Among those who were chosen were some from Judah: Daniel, Hananiah, Mishael and Azariah. The chief official gave them new names: to Daniel, the name Belteshazzar; to Hananiah, Shadrach; to Mishael, Meshach; and to Azariah, Abednego.

But Daniel resolved not to defile himself with the royal food and wine, and he asked the chief official for permission not to defile himself this way. Now God had caused the official to show favor and compassion to Daniel, but the official told Daniel, “I am afraid of my lord the king, who has assigned your food and drink. Why should he see you looking worse than the other young men your age?

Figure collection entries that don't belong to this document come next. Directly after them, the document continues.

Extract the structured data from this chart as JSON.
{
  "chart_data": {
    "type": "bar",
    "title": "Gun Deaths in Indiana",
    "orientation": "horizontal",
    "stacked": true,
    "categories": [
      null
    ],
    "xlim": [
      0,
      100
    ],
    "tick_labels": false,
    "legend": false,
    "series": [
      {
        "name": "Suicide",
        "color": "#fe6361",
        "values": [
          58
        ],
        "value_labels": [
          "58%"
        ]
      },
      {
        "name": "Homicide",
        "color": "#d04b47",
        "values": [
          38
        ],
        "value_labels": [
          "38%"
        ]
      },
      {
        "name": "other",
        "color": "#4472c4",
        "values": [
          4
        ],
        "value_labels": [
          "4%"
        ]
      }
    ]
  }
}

The king would then have my head because of you.”

Daniel then said to the guard whom the chief official had appointed over Daniel, Hananiah, Mishael and Azariah, “Please test your servants for ten days: Give us nothing but vegetables to eat and water to drink. Then compare our appearance with that of the young men who eat the royal food, and treat your servants in accordance with what you see.” So he agreed to this and tested them for ten days.

At the end of the ten days they looked healthier and better nourished than any of the young men who ate the royal food. So the guard took away their choice food and the wine they were to drink and gave them vegetables instead.

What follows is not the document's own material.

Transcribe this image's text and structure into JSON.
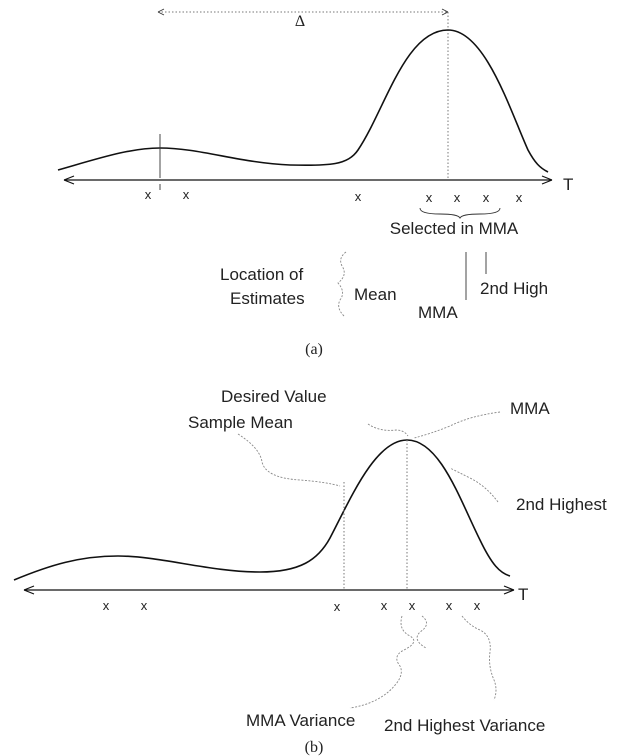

To these four young men God gave knowledge and understanding of all kinds of literature and learning. And Daniel could understand visions and dreams of all kinds.

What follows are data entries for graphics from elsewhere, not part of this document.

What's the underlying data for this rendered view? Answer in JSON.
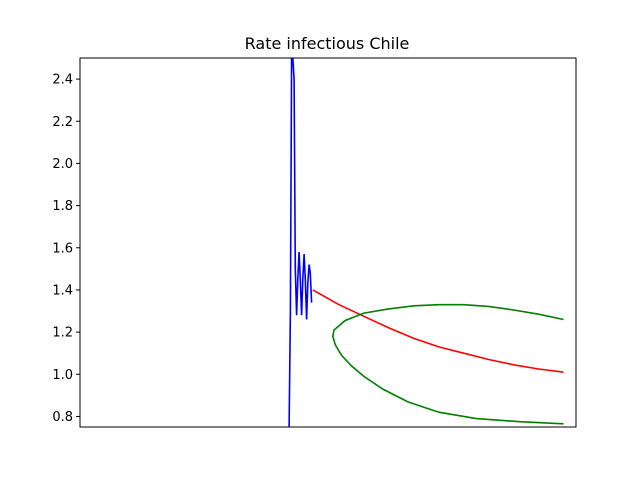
{
  "chart_data": {
    "type": "line",
    "title": "Rate infectious Chile",
    "xlabel": "",
    "ylabel": "",
    "x_ticks_visible": false,
    "ylim": [
      0.75,
      2.5
    ],
    "yticks": [
      "0.8",
      "1.0",
      "1.2",
      "1.4",
      "1.6",
      "1.8",
      "2.0",
      "2.2",
      "2.4"
    ],
    "grid": false,
    "legend": "none",
    "series": [
      {
        "color": "#0000ff",
        "points": [
          [
            0,
            0.75
          ],
          [
            1,
            1.3
          ],
          [
            2,
            2.5
          ],
          [
            3,
            2.5
          ],
          [
            4,
            2.4
          ],
          [
            5,
            1.5
          ],
          [
            6,
            1.28
          ],
          [
            7,
            1.45
          ],
          [
            8,
            1.58
          ],
          [
            9,
            1.45
          ],
          [
            10,
            1.28
          ],
          [
            11,
            1.45
          ],
          [
            12,
            1.57
          ],
          [
            13,
            1.45
          ],
          [
            14,
            1.26
          ],
          [
            15,
            1.43
          ],
          [
            16,
            1.52
          ],
          [
            17,
            1.48
          ],
          [
            18,
            1.34
          ]
        ]
      },
      {
        "color": "#ff0000",
        "points": [
          [
            19,
            1.4
          ],
          [
            40,
            1.33
          ],
          [
            60,
            1.275
          ],
          [
            80,
            1.22
          ],
          [
            100,
            1.17
          ],
          [
            120,
            1.13
          ],
          [
            140,
            1.1
          ],
          [
            160,
            1.07
          ],
          [
            180,
            1.045
          ],
          [
            200,
            1.025
          ],
          [
            220,
            1.01
          ]
        ]
      },
      {
        "color": "#008000",
        "points": [
          [
            220,
            1.26
          ],
          [
            200,
            1.285
          ],
          [
            180,
            1.305
          ],
          [
            160,
            1.322
          ],
          [
            140,
            1.33
          ],
          [
            120,
            1.33
          ],
          [
            100,
            1.325
          ],
          [
            80,
            1.31
          ],
          [
            60,
            1.29
          ],
          [
            45,
            1.255
          ],
          [
            36,
            1.21
          ],
          [
            35,
            1.18
          ],
          [
            37,
            1.14
          ],
          [
            42,
            1.09
          ],
          [
            50,
            1.04
          ],
          [
            60,
            0.99
          ],
          [
            75,
            0.93
          ],
          [
            95,
            0.87
          ],
          [
            120,
            0.82
          ],
          [
            150,
            0.79
          ],
          [
            185,
            0.775
          ],
          [
            220,
            0.765
          ]
        ]
      }
    ]
  }
}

At the end of the time set by the king to bring them into his service, the chief official presented them to Nebuchadnezzar. The king talked with them, and he found none equal to Daniel, Hananiah, Mishael and Azariah; so they entered the king’s service. In every matter of wisdom and understanding about which the king questioned them, he found them ten times better than all the magicians and enchanters in his whole kingdom.

And Daniel remained there until the first year of King Cyrus.

Daniel 1:1-21


From the Gospels

Keeping a close watch on him, they sent spies, who pretended to be sincere. They hoped to catch Jesus in something he said, so that they might hand him over to the power and authority of the governor. So the spies questioned him: 

“Teacher, we know that you speak and teach what is right, and that you do not show partiality but teach the way of God in accordance with the truth. Is it right for us to pay taxes to Caesar or not?”

He saw through their duplicity and said to them, “Show me a denarius. Whose image and inscription are on it?”

“Caesar’s,” they replied.

He said to them, “Then give back to Caesar what is Caesar’s, and to God what is God’s.”

They were unable to trap him in what he had said there in public. And astonished by his answer, they became silent.

Luke 20:20-26


From the Epistles

You, however, must teach what is appropriate to sound doctrine. Teach the older men to be temperate, worthy of respect, self-controlled, and sound in faith, in love and in endurance.

Likewise, teach the older women to be reverent in the way they live, not to be slanderers or addicted to much wine, but to teach what is good. Then they can urge the younger women to love their husbands and children, to be self-controlled and pure, to be busy at home, to be kind, and to be subject to their husbands, so that no one will malign the word of God.

Similarly, encourage the young men to be self-controlled. In everything set them an example by doing what is good. In your teaching show integrity, seriousness and soundness of speech that cannot be condemned, so that those who oppose you may be ashamed because they have nothing bad to say about us.

Teach slaves to be subject to their masters in everything, to try to please them, not to talk back to them, and not to steal from them, but to show that they can be fully trusted, so that in every way they will make the teaching about God our Savior attractive.

For the grace of God has appeared that offers salvation to all people. It teaches us to say “No” to ungodliness and worldly passions, and to live self-controlled, upright and godly lives in this present age, while we wait for the blessed hope—the appearing of the glory of our great God and Savior, Jesus Christ, who gave himself for us to redeem us from all wickedness and to purify for himself a people that are his very own, eager to do what is good.

These, then, are the things you should teach. Encourage and rebuke with all authority. Do not let anyone despise you.